The swans, meanwhile, took their time getting out to the fields to feed, and by late afternoon when we returned from Mattamuskeet, there were a few thousand Tundra Swans in some corn fields near one of the refuge roads. This is always a good sign. Snow Geese seem to like to land in fields where there are a lot of swans feeding, but this was not the field they had been in the evening before. It has been a little harder this year to predict where The Show will be as the fickle Snow Geese have been splitting up in smaller flocks and moving around a lot more than in years past. But, as we watched the swans, I saw the thin, wavy lines of Snow Geese on the horizon. So, we waited. After circling a bit over the lake, it looked as though they were headed our way.
As we watched, the leading edge of the flock streamed our way and started to circle the field, the late afternoon light casting a golden glow on the underside of the birds. Looking back at the horizon, I could see thousands of Snow Geese headed our way, and we seemed to be in just the right place….let The Show begin.
For the next 30 minutes, we stood there, mesmerized by thousands of birds flying around us and feeding in the field right next to the road.
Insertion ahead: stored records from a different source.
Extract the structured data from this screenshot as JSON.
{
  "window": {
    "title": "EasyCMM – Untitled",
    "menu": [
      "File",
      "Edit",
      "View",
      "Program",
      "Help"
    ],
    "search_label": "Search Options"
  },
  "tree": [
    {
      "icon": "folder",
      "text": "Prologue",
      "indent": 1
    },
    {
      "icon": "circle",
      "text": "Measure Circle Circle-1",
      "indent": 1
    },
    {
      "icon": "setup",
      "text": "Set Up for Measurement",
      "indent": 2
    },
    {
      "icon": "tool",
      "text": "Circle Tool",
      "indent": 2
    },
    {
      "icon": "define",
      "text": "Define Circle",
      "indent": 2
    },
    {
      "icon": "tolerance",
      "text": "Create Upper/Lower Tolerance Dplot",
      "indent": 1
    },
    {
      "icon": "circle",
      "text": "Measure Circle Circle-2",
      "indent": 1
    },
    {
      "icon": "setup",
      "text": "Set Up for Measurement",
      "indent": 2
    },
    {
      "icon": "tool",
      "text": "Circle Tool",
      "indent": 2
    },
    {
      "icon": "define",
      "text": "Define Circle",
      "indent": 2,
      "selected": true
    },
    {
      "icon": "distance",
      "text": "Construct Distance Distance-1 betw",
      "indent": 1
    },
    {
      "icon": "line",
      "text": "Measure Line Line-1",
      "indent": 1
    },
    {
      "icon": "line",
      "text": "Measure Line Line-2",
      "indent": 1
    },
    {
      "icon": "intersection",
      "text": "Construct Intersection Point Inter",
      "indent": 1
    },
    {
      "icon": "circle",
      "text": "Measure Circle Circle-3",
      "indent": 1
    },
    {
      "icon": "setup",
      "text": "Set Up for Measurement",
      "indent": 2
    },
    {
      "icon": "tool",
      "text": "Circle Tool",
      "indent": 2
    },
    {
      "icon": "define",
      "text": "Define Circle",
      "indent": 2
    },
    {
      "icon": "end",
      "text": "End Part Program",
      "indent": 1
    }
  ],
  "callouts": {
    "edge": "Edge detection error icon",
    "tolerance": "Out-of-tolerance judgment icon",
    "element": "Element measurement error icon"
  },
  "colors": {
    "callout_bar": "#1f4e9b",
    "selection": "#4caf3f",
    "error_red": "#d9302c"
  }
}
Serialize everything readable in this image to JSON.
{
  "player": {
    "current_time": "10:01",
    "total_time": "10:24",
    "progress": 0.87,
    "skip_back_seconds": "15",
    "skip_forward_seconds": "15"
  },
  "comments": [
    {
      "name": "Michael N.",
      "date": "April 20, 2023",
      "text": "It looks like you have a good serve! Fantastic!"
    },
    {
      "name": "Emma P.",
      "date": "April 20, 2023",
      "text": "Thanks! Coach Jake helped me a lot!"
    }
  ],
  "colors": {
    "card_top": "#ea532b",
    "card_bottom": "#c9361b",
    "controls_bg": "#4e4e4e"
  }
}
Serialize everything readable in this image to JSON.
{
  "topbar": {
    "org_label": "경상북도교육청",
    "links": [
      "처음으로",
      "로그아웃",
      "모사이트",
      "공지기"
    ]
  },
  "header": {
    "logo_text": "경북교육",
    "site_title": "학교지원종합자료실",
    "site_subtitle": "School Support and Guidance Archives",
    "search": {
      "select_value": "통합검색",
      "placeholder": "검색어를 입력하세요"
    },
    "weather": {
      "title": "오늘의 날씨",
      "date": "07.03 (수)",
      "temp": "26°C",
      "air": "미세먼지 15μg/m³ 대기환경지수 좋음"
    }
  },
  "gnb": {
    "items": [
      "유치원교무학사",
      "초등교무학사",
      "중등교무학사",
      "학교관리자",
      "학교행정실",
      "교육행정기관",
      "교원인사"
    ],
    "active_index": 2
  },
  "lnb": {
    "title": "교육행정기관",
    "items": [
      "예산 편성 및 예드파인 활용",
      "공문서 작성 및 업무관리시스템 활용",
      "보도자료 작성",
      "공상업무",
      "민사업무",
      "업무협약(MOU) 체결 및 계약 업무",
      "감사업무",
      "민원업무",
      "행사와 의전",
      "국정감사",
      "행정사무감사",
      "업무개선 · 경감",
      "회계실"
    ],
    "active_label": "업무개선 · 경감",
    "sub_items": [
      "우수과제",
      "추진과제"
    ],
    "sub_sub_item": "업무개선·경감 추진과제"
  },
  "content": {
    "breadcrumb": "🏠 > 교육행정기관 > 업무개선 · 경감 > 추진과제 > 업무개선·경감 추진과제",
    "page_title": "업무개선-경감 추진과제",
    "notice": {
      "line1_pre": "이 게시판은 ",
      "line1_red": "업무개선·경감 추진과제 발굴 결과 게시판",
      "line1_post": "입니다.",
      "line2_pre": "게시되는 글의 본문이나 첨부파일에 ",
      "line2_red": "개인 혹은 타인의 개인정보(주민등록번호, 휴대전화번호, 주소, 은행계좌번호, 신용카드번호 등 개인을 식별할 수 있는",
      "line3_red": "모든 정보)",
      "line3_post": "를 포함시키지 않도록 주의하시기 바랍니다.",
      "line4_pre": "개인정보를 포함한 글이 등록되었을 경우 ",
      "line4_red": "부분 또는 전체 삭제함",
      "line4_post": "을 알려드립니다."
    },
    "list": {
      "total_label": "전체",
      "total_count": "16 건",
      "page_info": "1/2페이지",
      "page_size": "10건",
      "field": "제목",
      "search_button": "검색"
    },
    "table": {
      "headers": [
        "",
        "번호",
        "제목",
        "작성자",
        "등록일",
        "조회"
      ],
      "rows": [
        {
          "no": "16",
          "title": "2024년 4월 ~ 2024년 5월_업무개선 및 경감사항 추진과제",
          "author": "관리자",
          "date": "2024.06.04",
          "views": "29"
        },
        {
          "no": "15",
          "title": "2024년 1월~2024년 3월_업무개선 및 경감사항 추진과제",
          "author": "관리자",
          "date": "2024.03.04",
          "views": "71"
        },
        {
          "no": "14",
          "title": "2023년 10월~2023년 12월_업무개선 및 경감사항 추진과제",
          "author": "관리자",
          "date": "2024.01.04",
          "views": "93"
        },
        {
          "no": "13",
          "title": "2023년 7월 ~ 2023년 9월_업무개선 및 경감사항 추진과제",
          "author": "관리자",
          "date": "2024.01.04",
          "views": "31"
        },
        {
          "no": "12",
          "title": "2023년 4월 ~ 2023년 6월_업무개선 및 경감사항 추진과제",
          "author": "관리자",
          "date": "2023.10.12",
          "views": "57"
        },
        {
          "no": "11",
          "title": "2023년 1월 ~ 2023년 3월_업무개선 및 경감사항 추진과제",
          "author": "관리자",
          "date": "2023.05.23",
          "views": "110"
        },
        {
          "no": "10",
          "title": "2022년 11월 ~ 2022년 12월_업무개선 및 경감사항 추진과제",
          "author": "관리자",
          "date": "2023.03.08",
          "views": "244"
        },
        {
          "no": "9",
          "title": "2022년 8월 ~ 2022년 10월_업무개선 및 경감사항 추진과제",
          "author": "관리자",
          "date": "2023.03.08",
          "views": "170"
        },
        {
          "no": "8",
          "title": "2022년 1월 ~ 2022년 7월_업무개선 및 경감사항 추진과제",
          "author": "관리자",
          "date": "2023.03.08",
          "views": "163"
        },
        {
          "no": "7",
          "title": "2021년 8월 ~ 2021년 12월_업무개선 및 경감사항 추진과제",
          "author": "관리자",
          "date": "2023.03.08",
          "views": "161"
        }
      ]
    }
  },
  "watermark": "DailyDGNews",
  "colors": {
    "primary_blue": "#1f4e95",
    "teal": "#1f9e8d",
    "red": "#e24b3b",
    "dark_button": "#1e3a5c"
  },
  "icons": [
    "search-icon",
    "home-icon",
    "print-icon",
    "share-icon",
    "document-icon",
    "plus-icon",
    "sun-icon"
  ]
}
Every now and then a car would drive by, pushing the birds farther back into the field or causing large numbers to lift off and circle over us again before settling back down to their dinner of corn kernels.
I wanted the group to see some of the smaller Ross’s Geese and we soon found several on the front edge of the flock in the field next to us. We also tried to spot their smaller size in the birds flying low over our heads. Look at the photo above (best to click on it and enlarge) and see if you can find at least one Ross’s Goose – it is smaller in size, lacking the “black grin lines” found on a Snow Goose bill, and has a shorter, stubbier bill.
As darkness approached, small groups of Snow Geese began to head back to the lake along with an increasingly steady stream of swans. Finally, a car came by with its headlights on, and the rest of the Snow Geese blasted off in a blur of wings. It had been a phenomenal afternoon and The Show had been superb, with thousands of birds right on top of us. There really is nothing else like it anywhere in our region. The Snow Geese should be around a couple of more weeks before they start their long migration back to their breeding areas. One Snow Goose we reported this year had a neck collar with the code TC84. We heard back from a USFWS biologist that it was banded on its breeding area on 8/15/2011 at the South Plain of Bylot Island, Nunavut, Canada…a long way from this corn field in eastern North Carolina.
I have tours this weekend and have some availability next weekend. Contact me if you are interested in trying to get seats to The Show before the curtain closes for this year. As Chris Early writes in his excellent field guide, Waterfowl of Eastern North America…
Hundreds of these geese flying together really convey why their name is so appropriate – they look like a flurry of snowflakes. But they’re very noisy snowflakes; the sound that these flocks make is an experience in itself. A huge flight of Snow Geese is something that everyone should see (and hear) at least once in their lifetime.
Well said, Chris. I couldn’t agree more.